Wednesday, September 01, 2004

Lebanese Sovereignty

The US is pushing for a resolution to stop Syria from interfering with Lebanon's constitution:

A senior State Department official said Washington hoped to table the resolution in the coming days, before Lebanon's Parliament is expected to vote on Cabinet's Syrian-orchestrated proposal to extend President Emile Lahoud's term by three years.

The official said it was unlikely the draft resolution would contain provisions that could lead to UN sanctions against Syria but would rather reaffirm the Security Council's longstanding position that Lebanon's sovereignty be respected.


An official with the French delegation to the Security Council told The Daily Star Tuesday afternoon that one of the points already written and agreed on by Washington and Paris was the disarmaments of all militias in Lebanon. He said he could not remember if the term used was "radical organizations" as mentioned in one of the local newspapers here. Another point was the restoration of Lebanese control over all Lebanese territories, he said.
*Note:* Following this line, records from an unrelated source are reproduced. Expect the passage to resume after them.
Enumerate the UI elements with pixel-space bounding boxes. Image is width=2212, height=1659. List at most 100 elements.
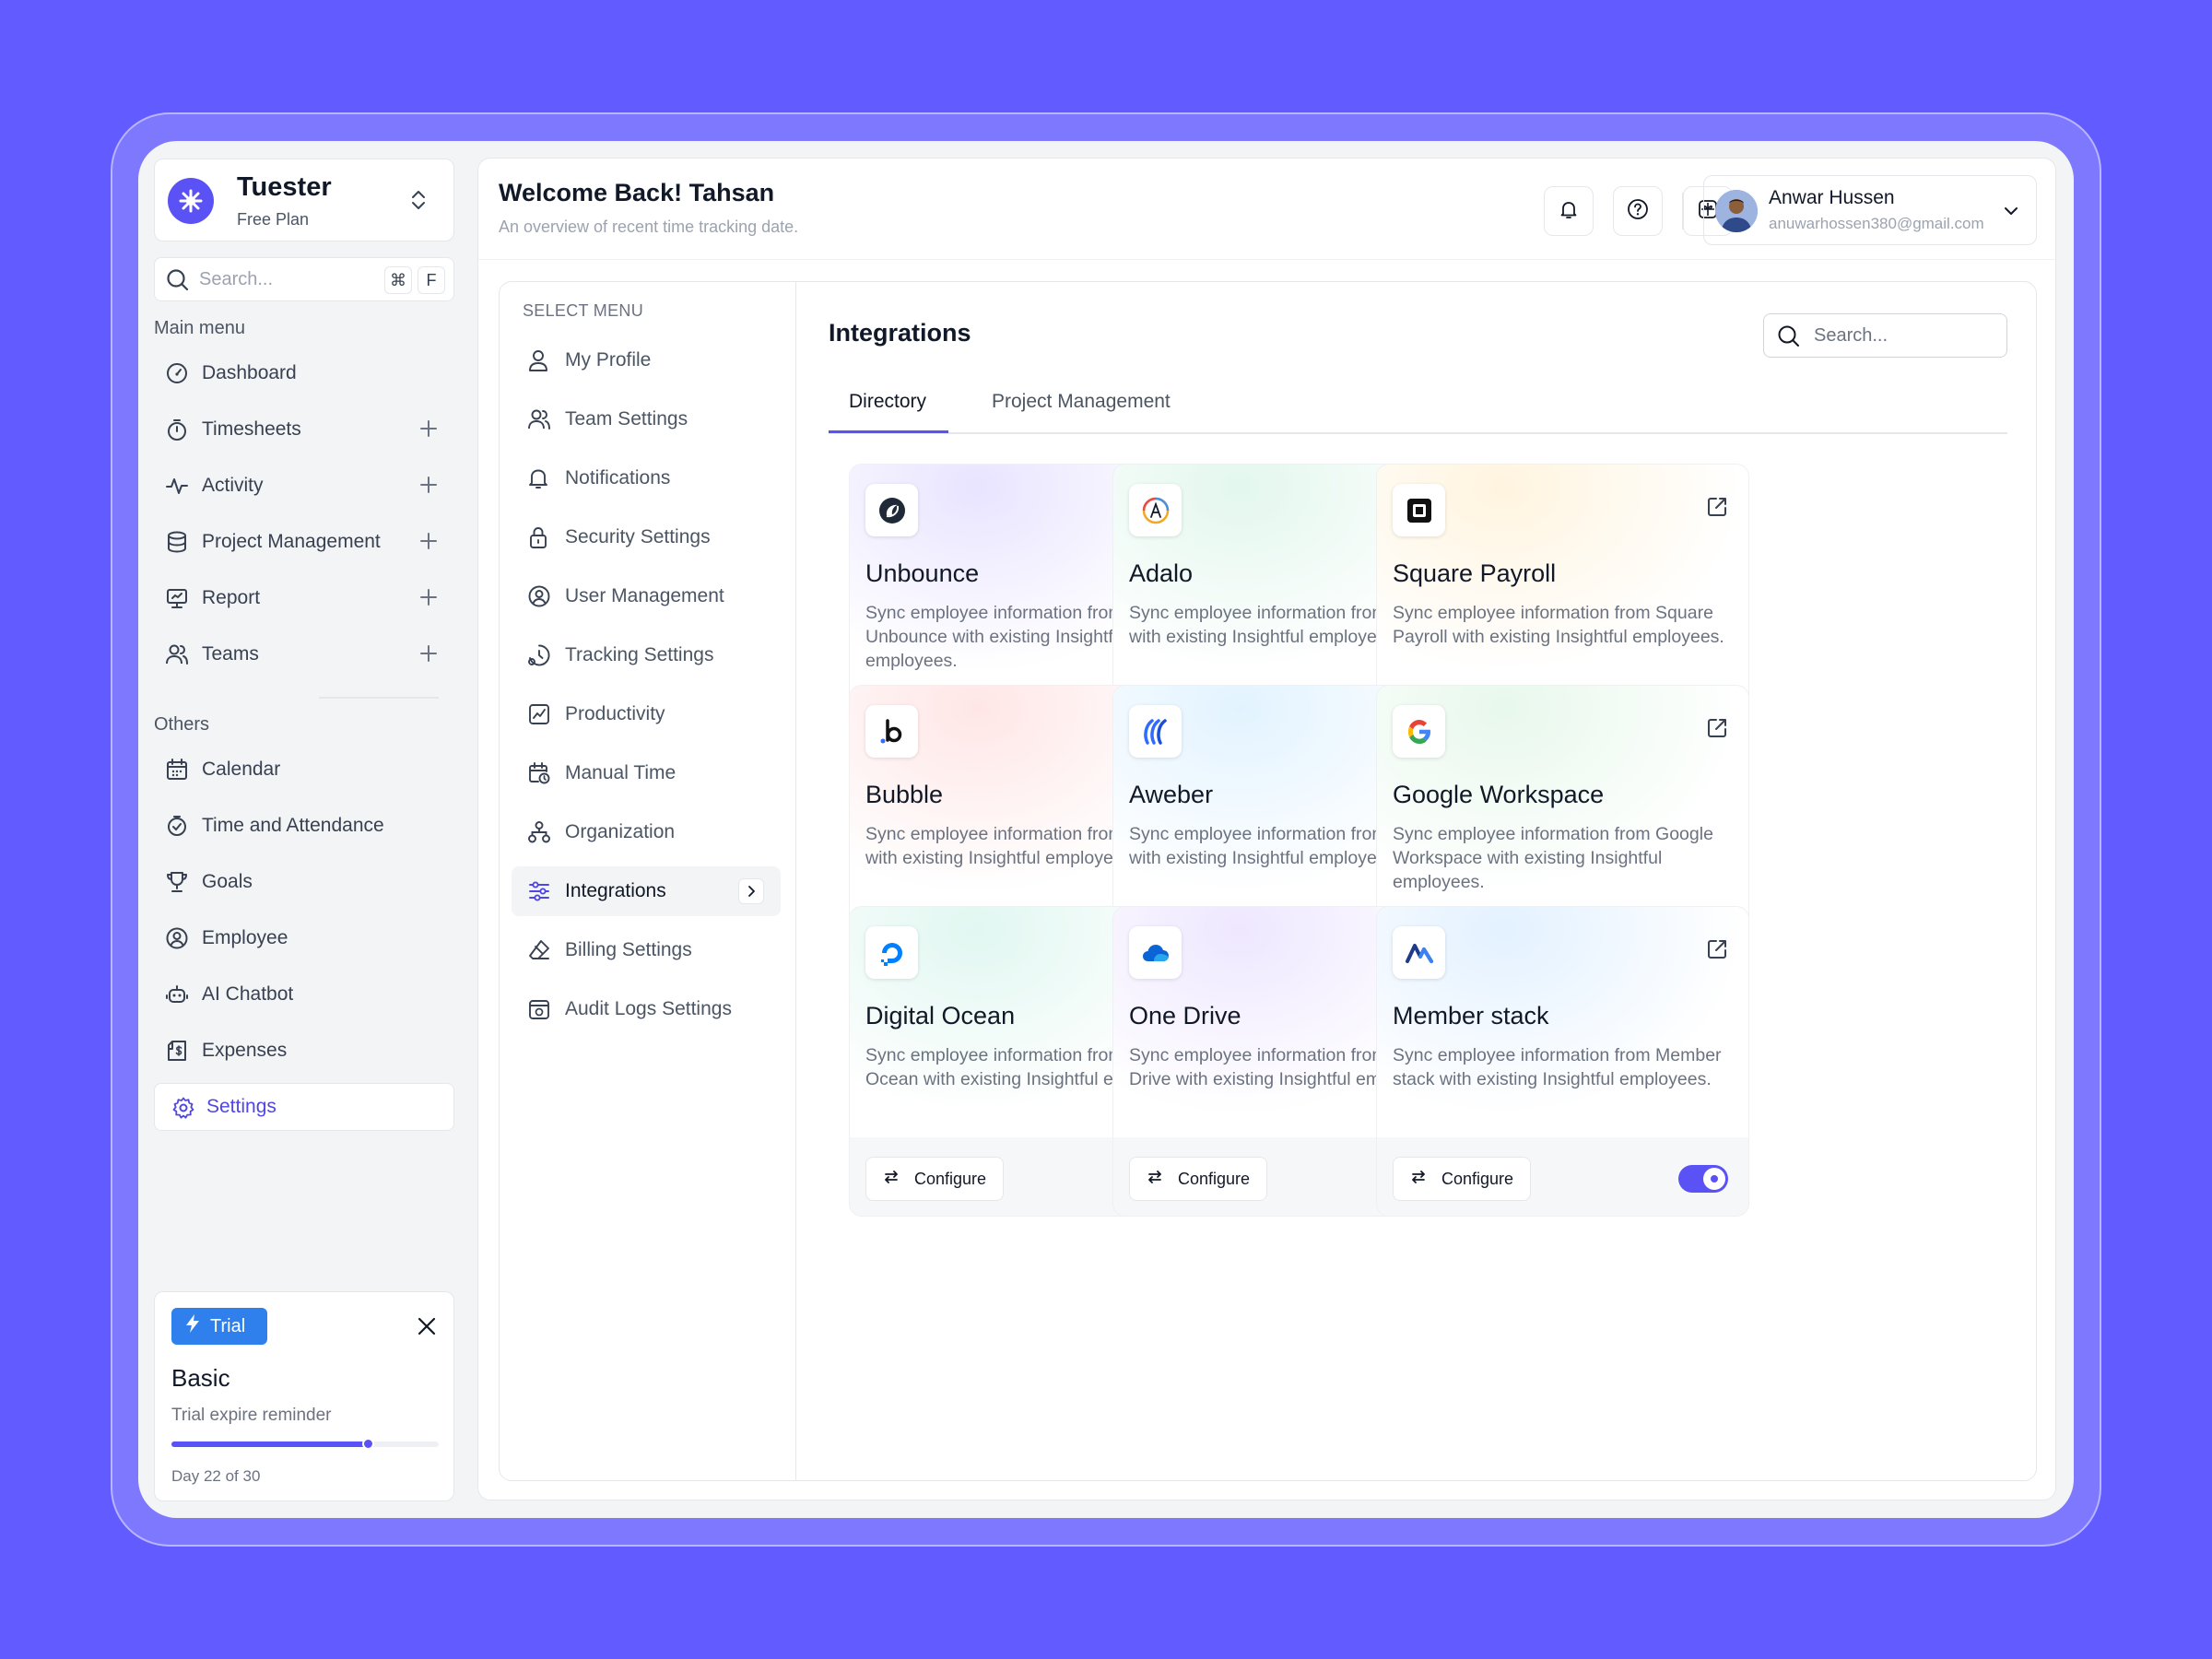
sidebar-item-activity[interactable]: Activity [154,462,454,510]
sidebar: Tuester Free Plan Search... ⌘ F Main men… [138,141,456,1518]
avatar [1715,190,1758,232]
tab-project-management[interactable]: Project Management [992,391,1171,413]
sidebar-item-label: Employee [202,927,288,948]
close-icon[interactable] [417,1316,437,1341]
lightning-icon [184,1313,201,1339]
trial-card: Trial Basic Trial expire reminder Day 22… [154,1291,454,1501]
settings-item-productivity[interactable]: Productivity [512,689,781,739]
sidebar-item-settings[interactable]: Settings [154,1083,454,1131]
unbounce-logo [865,484,918,536]
tab-directory[interactable]: Directory [849,391,926,413]
settings-menu-label: SELECT MENU [523,301,643,320]
trial-title: Basic [171,1364,230,1392]
integrations-search[interactable]: Search... [1763,313,2007,358]
integration-description: Sync employee information from Google Wo… [1393,824,1713,892]
org-chart-icon [527,820,551,849]
plus-icon[interactable] [418,418,440,444]
app-window: Tuester Free Plan Search... ⌘ F Main men… [138,141,2074,1518]
stopwatch-icon [165,418,189,441]
settings-item-user-management[interactable]: User Management [512,571,781,621]
settings-item-audit-logs[interactable]: Audit Logs Settings [512,984,781,1034]
external-link-icon[interactable] [1704,494,1730,524]
settings-content: SELECT MENU My Profile Team Settings Not… [499,281,2037,1481]
sidebar-item-expenses[interactable]: Expenses [154,1027,454,1075]
plus-icon[interactable] [418,586,440,613]
settings-item-label: Integrations [565,880,666,901]
trial-progress-bar [171,1438,439,1450]
integration-toggle-on[interactable] [1678,1165,1728,1193]
active-tab-indicator [829,430,948,433]
sidebar-item-time-attendance[interactable]: Time and Attendance [154,802,454,850]
plus-icon[interactable] [418,642,440,669]
sidebar-item-report[interactable]: Report [154,574,454,622]
settings-item-label: Manual Time [565,762,677,783]
robot-icon [165,982,189,1006]
calendar-icon [165,758,189,782]
brand-name: Tuester [237,172,332,202]
sidebar-item-label: Settings [206,1096,276,1117]
database-icon [165,530,189,554]
swap-icon [1410,1169,1427,1190]
settings-item-organization[interactable]: Organization [512,807,781,857]
user-icon [527,348,549,377]
kbd-command: ⌘ [384,266,412,294]
plus-icon[interactable] [418,530,440,557]
user-menu[interactable]: Anwar Hussen anuwarhossen380@gmail.com [1703,175,2037,245]
user-email: anuwarhossen380@gmail.com [1769,215,1984,232]
external-link-icon[interactable] [1704,936,1730,967]
notifications-button[interactable] [1544,186,1594,236]
audit-icon [527,997,551,1026]
sidebar-item-calendar[interactable]: Calendar [154,746,454,794]
main-menu-label: Main menu [154,318,245,338]
settings-item-manual-time[interactable]: Manual Time [512,748,781,798]
user-circle-icon [165,926,189,950]
settings-item-tracking[interactable]: Tracking Settings [512,630,781,680]
settings-item-label: Tracking Settings [565,644,714,665]
settings-item-billing[interactable]: Billing Settings [512,925,781,975]
settings-item-team-settings[interactable]: Team Settings [512,394,781,444]
sidebar-item-timesheets[interactable]: Timesheets [154,406,454,453]
trial-subtitle: Trial expire reminder [171,1406,332,1425]
settings-item-label: Security Settings [565,526,711,547]
memberstack-logo [1393,926,1445,979]
sidebar-item-teams[interactable]: Teams [154,630,454,678]
settings-item-security[interactable]: Security Settings [512,512,781,562]
sidebar-item-label: Expenses [202,1040,288,1061]
brand-logo-icon [168,178,214,224]
page-subtitle: An overview of recent time tracking date… [499,218,799,236]
gear-icon [171,1096,195,1120]
users-icon [165,642,189,666]
sidebar-item-employee[interactable]: Employee [154,914,454,962]
configure-button[interactable]: Configure [1393,1157,1531,1201]
settings-item-integrations[interactable]: Integrations [512,866,781,916]
configure-button[interactable]: Configure [1129,1157,1267,1201]
settings-item-label: Team Settings [565,408,688,429]
integrations-title: Integrations [829,319,971,347]
settings-item-my-profile[interactable]: My Profile [512,335,781,385]
eraser-icon [527,938,551,967]
integration-name: Digital Ocean [865,1002,1016,1030]
toggle-knob [1703,1168,1725,1190]
receipt-icon [165,1039,189,1063]
clock-check-icon [165,814,189,838]
settings-item-label: Notifications [565,467,671,488]
configure-label: Configure [914,1169,987,1188]
sidebar-item-ai-chatbot[interactable]: AI Chatbot [154,971,454,1018]
aweber-logo [1129,705,1182,758]
calendar-clock-icon [527,761,551,790]
configure-button[interactable]: Configure [865,1157,1004,1201]
plus-icon[interactable] [418,474,440,500]
sidebar-search[interactable]: Search... ⌘ F [154,257,454,301]
sidebar-item-dashboard[interactable]: Dashboard [154,349,454,397]
trial-day-text: Day 22 of 30 [171,1467,261,1485]
sidebar-item-label: AI Chatbot [202,983,294,1005]
chevron-down-icon [2001,201,2021,226]
trial-progress-fill [171,1441,368,1447]
integration-name: Square Payroll [1393,559,1557,587]
sidebar-item-project-management[interactable]: Project Management [154,518,454,566]
external-link-icon[interactable] [1704,715,1730,746]
sidebar-item-goals[interactable]: Goals [154,858,454,906]
workspace-switcher[interactable]: Tuester Free Plan [154,159,454,241]
settings-item-notifications[interactable]: Notifications [512,453,781,503]
help-button[interactable] [1613,186,1663,236]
Lebanese Foreign Minister Jean Obeid told reporters that relations between Lebanon and Syria "are resolved by the Lebanese and Syrians."

The minister said bilateral relations between the two neighboring states were "not an international affair."

He criticized France and the United States without naming them, saying: "Those states that are interfering now are unable to even give an advice to Israeli policies and other oppressive practices in the West Bank and Iraq."


Boucher said, however, it was not clear whether Obeid's protests were representative of the Lebanese people and all members of its government.

"Obviously, we want to consider the position of the Lebanese government, but we want to consider the position of the Lebanese take without undue outside influence and I don't think it's clear what that position is," he said.

He noted that there appeared to be considerable opposition to the amendment within Lebanon as well as criticism "of the kind of pressure that's being applied and the kind of decisions that are being made."

Jane at Armies of Liberation finds it shocking that France is a co-sponsor of the resolution, but since it has no real teeth, it is hard to see what risk France would be taking. It is interesting, though, that they are cooperating with the evil US on a Mid-East policy issue.

I am thinking this signals that Syria, rather than Iran, will be next in the crosshairs in the War on Terror. But nothing is particularly clear at the moment.